Manifestations en Tunisie.
“Dorénavant, on n’a plus peur !” Cette phrase, aperçue sur une pancarte lors d’une manifestation des avocats Tunisiens devant la Cour de Justice de Tunis, résume parfaitement le sentiment de beaucoup de Tunisiens aujourd’hui.
Nous vivons une période historique pour les Tunisiens, qui habitués au silence, à la peur et au conformisme depuis des décennies prennent enfin leur destin en main. La résistance face à l’occupant français et les promesses de construction d’un état souverain et démocratique a laissé place à un président à vie, un parti unique et à une élite dépendante du pouvoir centrale. Un schéma comparable à la vie d’un palais, avec un roi, une cour, une reine et puis une autre…

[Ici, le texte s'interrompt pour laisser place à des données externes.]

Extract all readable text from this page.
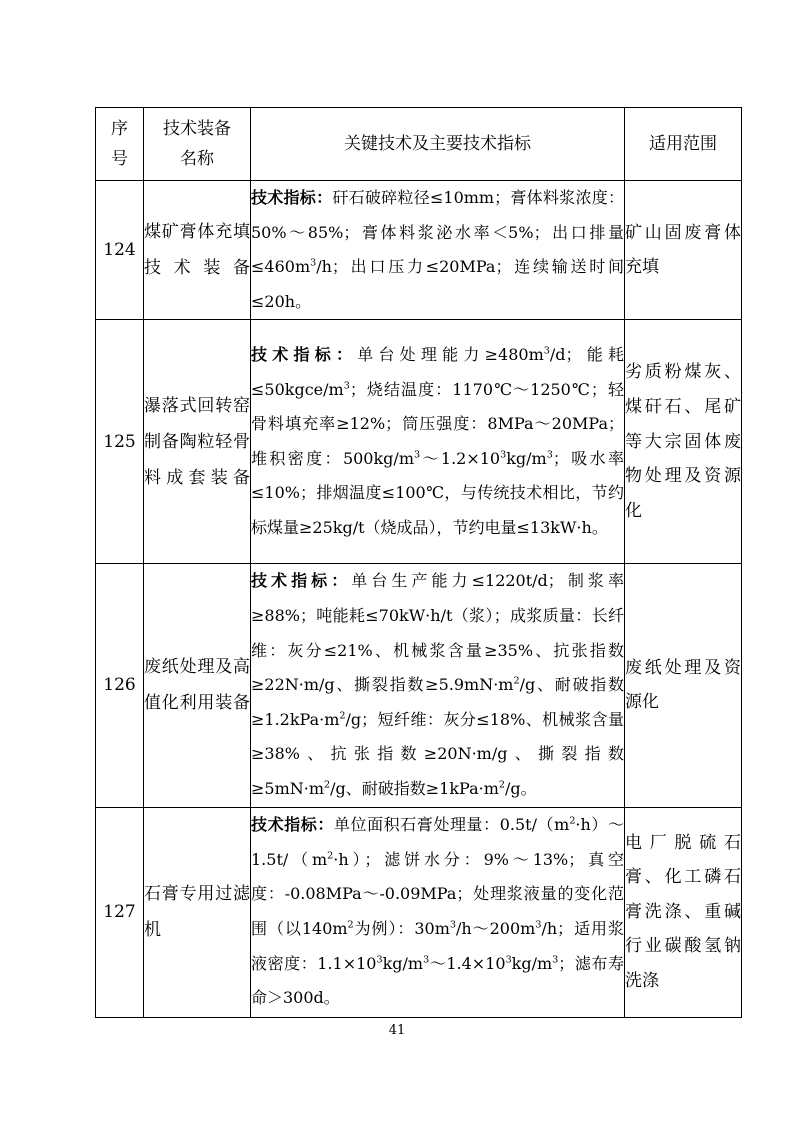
序号	技术装备名称	关键技术及主要技术指标	适用范围
124	煤矿膏体充填技术装备	技术指标：矸石破碎粒径≤10mm；膏体料浆浓度：50%～85%；膏体料浆泌水率＜5%；出口排量$\le 460m^3/h$；出口压力≤20MPa；连续输送时间≤20h。	矿山固废膏体充填
125	瀑落式回转窑制备陶粒轻骨料成套装备	技术指标：单台处理能力$\ge 480m^3/d$；能耗$\le 50kgce/m^3$；烧结温度：1170℃～1250℃；轻骨料填充率≥12%；筒压强度：8MPa～20MPa；堆积密度：$500kg/m^3\sim 1.2\times 10^3kg/m^3$；吸水率≤10%；排烟温度≤100℃，与传统技术相比，节约标煤量≥25kg/t（烧成品），节约电量≤13kW·h。	劣质粉煤灰、煤矸石、尾矿等大宗固体废物处理及资源化
126	废纸处理及高值化利用装备	技术指标：单台生产能力≤1220t/d；制浆率≥88%；吨能耗≤70kW·h/t（浆）；成浆质量：长纤维：灰分≤21%、机械浆含量≥35%、抗张指数≥22N·m/g、撕裂指数$\ge 5.9mN\cdot m^2/g$、耐破指数$\ge 1.2kPa\cdot m^2/g$；短纤维：灰分≤18%、机械浆含量≥38%、抗张指数≥20N·m/g、撕裂指数$\ge 5mN\cdot m^2/g$、耐破指数$\ge 1kPa\cdot m^2/g$。	废纸处理及资源化
127	石膏专用过滤机	技术指标：单位面积石膏处理量：$0.5t/(m^2\cdot h)\sim 1.5t/(m^2\cdot h)$；滤饼水分：9%～13%；真空度：-0.08MPa～-0.09MPa；处理浆液量的变化范围（以$140m^2$为例）：$30m^3/h\sim 200m^3/h$；适用浆液密度：$1.1\times 10^3kg/m^3\sim 1.4\times 10^3kg/m^3$；滤布寿命＞300d。	电厂脱硫石膏、化工磷石膏洗涤、重碱行业碳酸氢钠洗涤
41
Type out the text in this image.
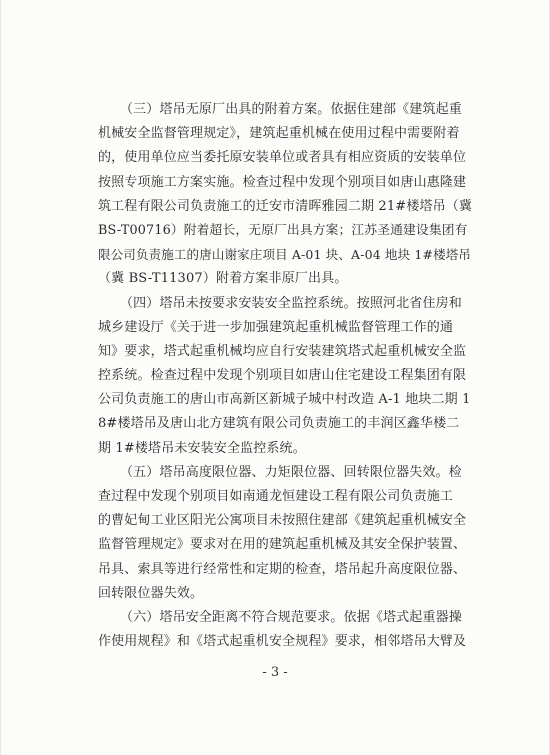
（三）塔吊无原厂出具的附着方案。依据住建部《建筑起重
机械安全监督管理规定》，建筑起重机械在使用过程中需要附着
的，使用单位应当委托原安装单位或者具有相应资质的安装单位
按照专项施工方案实施。检查过程中发现个别项目如唐山惠隆建
筑工程有限公司负责施工的迁安市清晖雅园二期 21#楼塔吊（冀
BS-T00716）附着超长，无原厂出具方案；江苏圣通建设集团有
限公司负责施工的唐山谢家庄项目 A-01 块、A-04 地块 1#楼塔吊
（冀 BS-T11307）附着方案非原厂出具。
（四）塔吊未按要求安装安全监控系统。按照河北省住房和
城乡建设厅《关于进一步加强建筑起重机械监督管理工作的通
知》要求，塔式起重机械均应自行安装建筑塔式起重机械安全监
控系统。检查过程中发现个别项目如唐山住宅建设工程集团有限
公司负责施工的唐山市高新区新城子城中村改造 A-1 地块二期 1
8#楼塔吊及唐山北方建筑有限公司负责施工的丰润区鑫华楼二
期 1#楼塔吊未安装安全监控系统。
（五）塔吊高度限位器、力矩限位器、回转限位器失效。检
查过程中发现个别项目如南通龙恒建设工程有限公司负责施工
的曹妃甸工业区阳光公寓项目未按照住建部《建筑起重机械安全
监督管理规定》要求对在用的建筑起重机械及其安全保护装置、
吊具、索具等进行经常性和定期的检查，塔吊起升高度限位器、
回转限位器失效。
（六）塔吊安全距离不符合规范要求。依据《塔式起重器操
作使用规程》和《塔式起重机安全规程》要求，相邻塔吊大臂及
- 3 -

La promesse de changement survenue le 07 Novembre 1987 s’est rapidement transformée en une autre vie de cour. On a pris les mêmes (ou presque) et on a recommencé. On a changé le nom du parti, son orientation politique (de gauche vers la droite) mais on a gardé la même poigne de fer pour dompter la population et écarter toute menace politique qui viendrait déranger le cours tranquille du fleuve rouge devenu mauve en cours de route.
Ceci nous ramène à la personnalité du Tunisien type construite sur des décennies. Le Tunisien ne veut pas déranger, il veut se construire une petite place, garantir son salaire, acheter une maison, et idéalement une voiture. Et voilà, tout ce qui se passe en dehors de ce cercle, ne le concerne pas directement.
Ceux qui s’aventurent en dehors de ce cadre de vie idéal, il y a le ministère de l’intérieur pour s’occuper d’eux. La police régulière et surtout la police politique sont au taquet pour dissuader quiconque ose se hasarder en dehors de la tanière. Un schéma Orwellien parfait !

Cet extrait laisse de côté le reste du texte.